GrayKey device. | Source: MalwareBytes
In 2019, FBI investigators working on a case in Ohio were tasked with executing a search warrant on property owned by Baris Ali Koch, reports Forbes. Among the items seized was a locked iPhone 11 Pro Max that, according to the report, investigators subsequently accessed without Apple’s help.
Koch stands accused of misprision of a felony for helping his convicted brother flee the U.S. by providing a duplicate driver’s license and lying to federal agents. He is currently awaiting sentencing.
As part of the investigation into Koch, FBI personnel on Oct. 11, 2019, acquired the suspect’s iPhone 11 Pro Max which, according to Koch’s lawyer, Ameer Mabjish, was locked and protected by a passcode. Mabjish confirmed to Forbes that no passcode was furnished to authorities, nor was Koch forced to unlock the iPhone via Face ID authentication.
Interestingly, a search warrant filed on Oct. 30 reveals the FBI has in its possession a USB drive containing “GrayKey derived forensic analysis” of the iPhone in question. Produced by startup Grayshift, GrayKey is a data forensics tool that enables law enforcement agencies to thwart iPhone security protocols for purposes of data extraction.

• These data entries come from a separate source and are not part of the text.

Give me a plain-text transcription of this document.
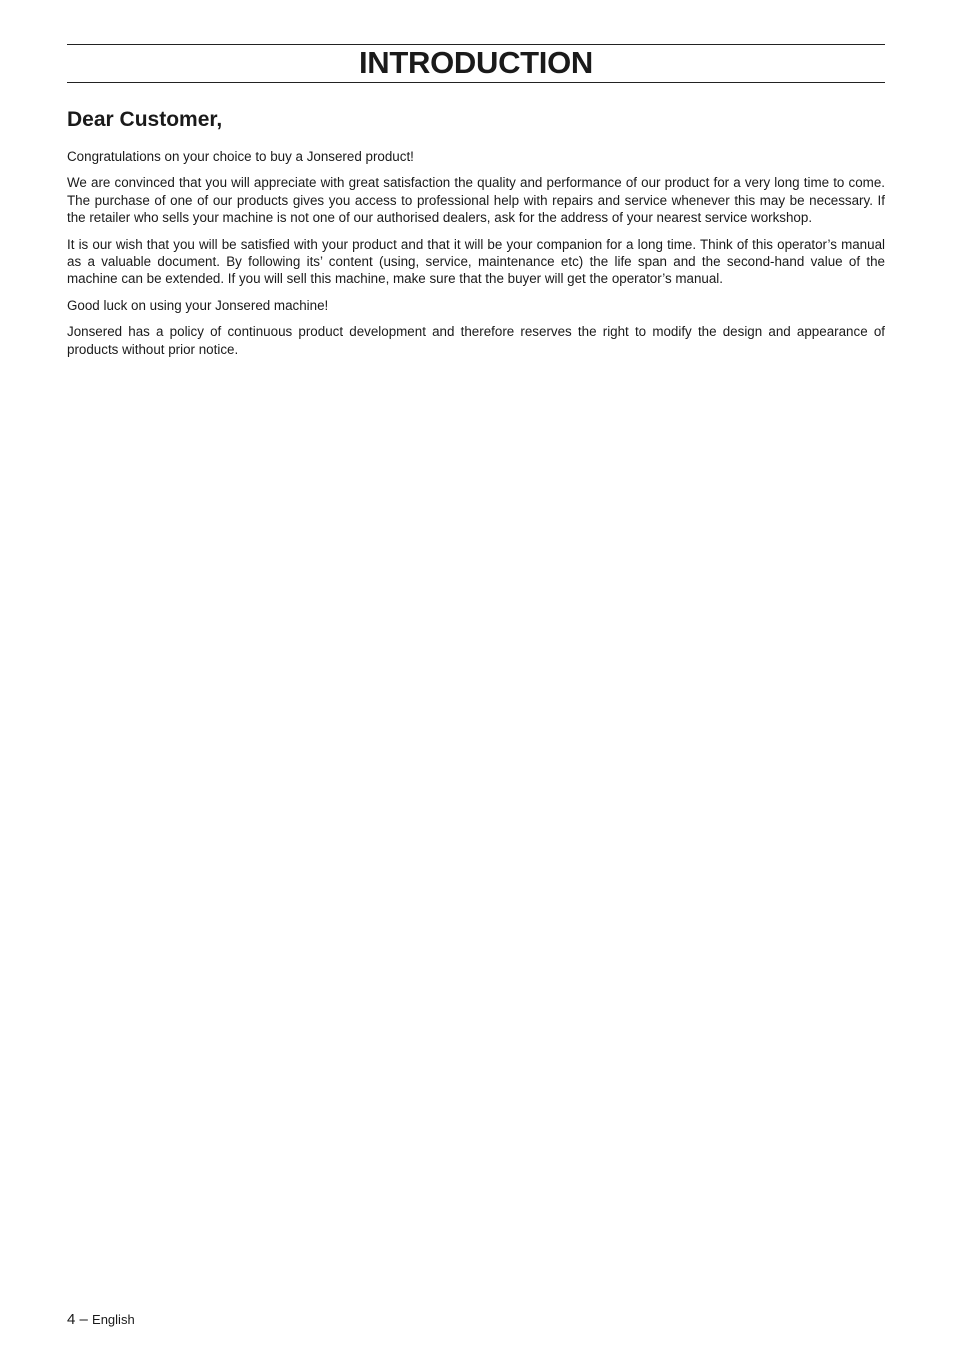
INTRODUCTION
Dear Customer,

Congratulations on your choice to buy a Jonsered product!

We are convinced that you will appreciate with great satisfaction the quality and performance of our product for a very long time to come. The purchase of one of our products gives you access to professional help with repairs and service whenever this may be necessary. If the retailer who sells your machine is not one of our authorised dealers, ask for the address of your nearest service workshop.

It is our wish that you will be satisfied with your product and that it will be your companion for a long time. Think of this operator’s manual as a valuable document. By following its’ content (using, service, maintenance etc) the life span and the second-hand value of the machine can be extended. If you will sell this machine, make sure that the buyer will get the operator’s manual.

Good luck on using your Jonsered machine!

Jonsered has a policy of continuous product development and therefore reserves the right to modify the design and appearance of products without prior notice.

4 – English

While not specified in the Oct. 30 search warrant, the report suggests the FBI successfully deployed GrayKey to gain access to Koch’s iPhone 11 Pro Max.
If officials were indeed able to crack Apple’s latest iPhone security safeguards, it is possible that the FBI and other agencies have a means to access the much older iPhone 5 and iPhone 7 Plus handsets involved in more recent case.

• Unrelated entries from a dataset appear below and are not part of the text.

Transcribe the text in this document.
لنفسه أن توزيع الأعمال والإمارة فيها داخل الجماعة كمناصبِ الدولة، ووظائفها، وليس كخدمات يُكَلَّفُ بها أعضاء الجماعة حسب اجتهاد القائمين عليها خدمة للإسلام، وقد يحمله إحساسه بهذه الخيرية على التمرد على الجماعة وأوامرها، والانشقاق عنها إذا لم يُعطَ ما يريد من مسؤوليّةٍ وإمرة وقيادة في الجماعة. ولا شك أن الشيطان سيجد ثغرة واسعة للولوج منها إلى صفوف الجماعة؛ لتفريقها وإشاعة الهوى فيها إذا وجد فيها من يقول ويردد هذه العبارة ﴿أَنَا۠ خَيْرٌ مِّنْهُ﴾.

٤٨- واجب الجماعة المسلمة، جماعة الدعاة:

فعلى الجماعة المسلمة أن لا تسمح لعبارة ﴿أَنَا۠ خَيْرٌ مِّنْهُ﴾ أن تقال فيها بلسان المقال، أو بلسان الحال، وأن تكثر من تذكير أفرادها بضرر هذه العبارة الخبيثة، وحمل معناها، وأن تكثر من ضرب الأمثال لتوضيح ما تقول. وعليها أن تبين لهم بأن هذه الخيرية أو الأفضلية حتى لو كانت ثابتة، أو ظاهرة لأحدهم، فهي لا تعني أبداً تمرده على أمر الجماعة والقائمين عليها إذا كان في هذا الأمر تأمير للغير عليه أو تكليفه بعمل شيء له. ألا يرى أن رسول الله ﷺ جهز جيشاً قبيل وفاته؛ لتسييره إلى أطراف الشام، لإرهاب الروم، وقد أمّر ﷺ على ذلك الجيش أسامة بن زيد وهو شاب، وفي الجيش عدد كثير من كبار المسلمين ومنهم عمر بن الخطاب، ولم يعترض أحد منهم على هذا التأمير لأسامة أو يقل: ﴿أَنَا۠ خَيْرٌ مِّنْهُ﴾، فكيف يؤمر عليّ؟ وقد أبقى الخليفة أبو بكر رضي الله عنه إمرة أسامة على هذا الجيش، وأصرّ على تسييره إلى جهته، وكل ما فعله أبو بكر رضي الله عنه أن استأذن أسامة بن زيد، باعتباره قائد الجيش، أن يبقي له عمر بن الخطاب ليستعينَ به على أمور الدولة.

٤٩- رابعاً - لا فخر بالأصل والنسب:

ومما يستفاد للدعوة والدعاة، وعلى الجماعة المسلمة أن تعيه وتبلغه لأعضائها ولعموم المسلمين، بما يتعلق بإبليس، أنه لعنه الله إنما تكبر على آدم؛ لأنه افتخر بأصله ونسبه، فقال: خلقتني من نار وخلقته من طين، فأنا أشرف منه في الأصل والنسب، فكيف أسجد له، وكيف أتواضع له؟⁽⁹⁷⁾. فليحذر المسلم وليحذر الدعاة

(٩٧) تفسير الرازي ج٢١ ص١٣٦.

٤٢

Last week, the FBI asked Apple for assistance in “unlocking” two iPhones owned by Mohammed Saeed Alshamrani, a Saudi Air Force cadet accused of killing three sailors and injuring eight others in an attack at the Naval Air Station in Pensacola, Fla., in December. The situation escalated quickly, with Attorney General Bill Barr putting out a public plea for Apple’s compliance on Monday, while President Donald Trump slammed the company for its stance on strong device encryption a day later.
The Department of Justice claims it has exhausted all internal and external options, meaning Apple’s expertise is the only path forward. Officials refuse to enumerate exactly what methods were attempted.
While Apple has cooperated with FBI requests by handing over user data like iCloud backups and account information, it has declined to extract data from Alshamrani’s iPhone as doing so would necessitate the creation of a backdoor. The tech giant is staunchly opposed to such action as it would purportedly threaten the security of all iPhone users.
Pundits speculate Trump, Barr and the DOJ are using the Pensacola case to rope Apple into a precedent-setting legal fight over encryption. Apple faced a similar court battle in 2016 when it refused to unlock an iPhone 5c used by the San Bernardino shooter. In that case the DOJ threatened a showdown but pulled out at the eleventh hour after finding a third party contractor capable of extracting data from the device.
That said, the DOJ might be telling the truth. Apple could have identified and patched the vulnerabilities GrayKey leveraged to break iPhone 11 Pro Max encryption in the intervening months since Koch’s iPhone was seized. Alternatively, GrayKey could be in possession of an exploit that applies only to newer model handsets, though such a scenario is unlikely given Apple’s encryption architecture.
In any case, Apple is reportedly preparing for a legal scrum as it simultaneously works to keep the issue out of court.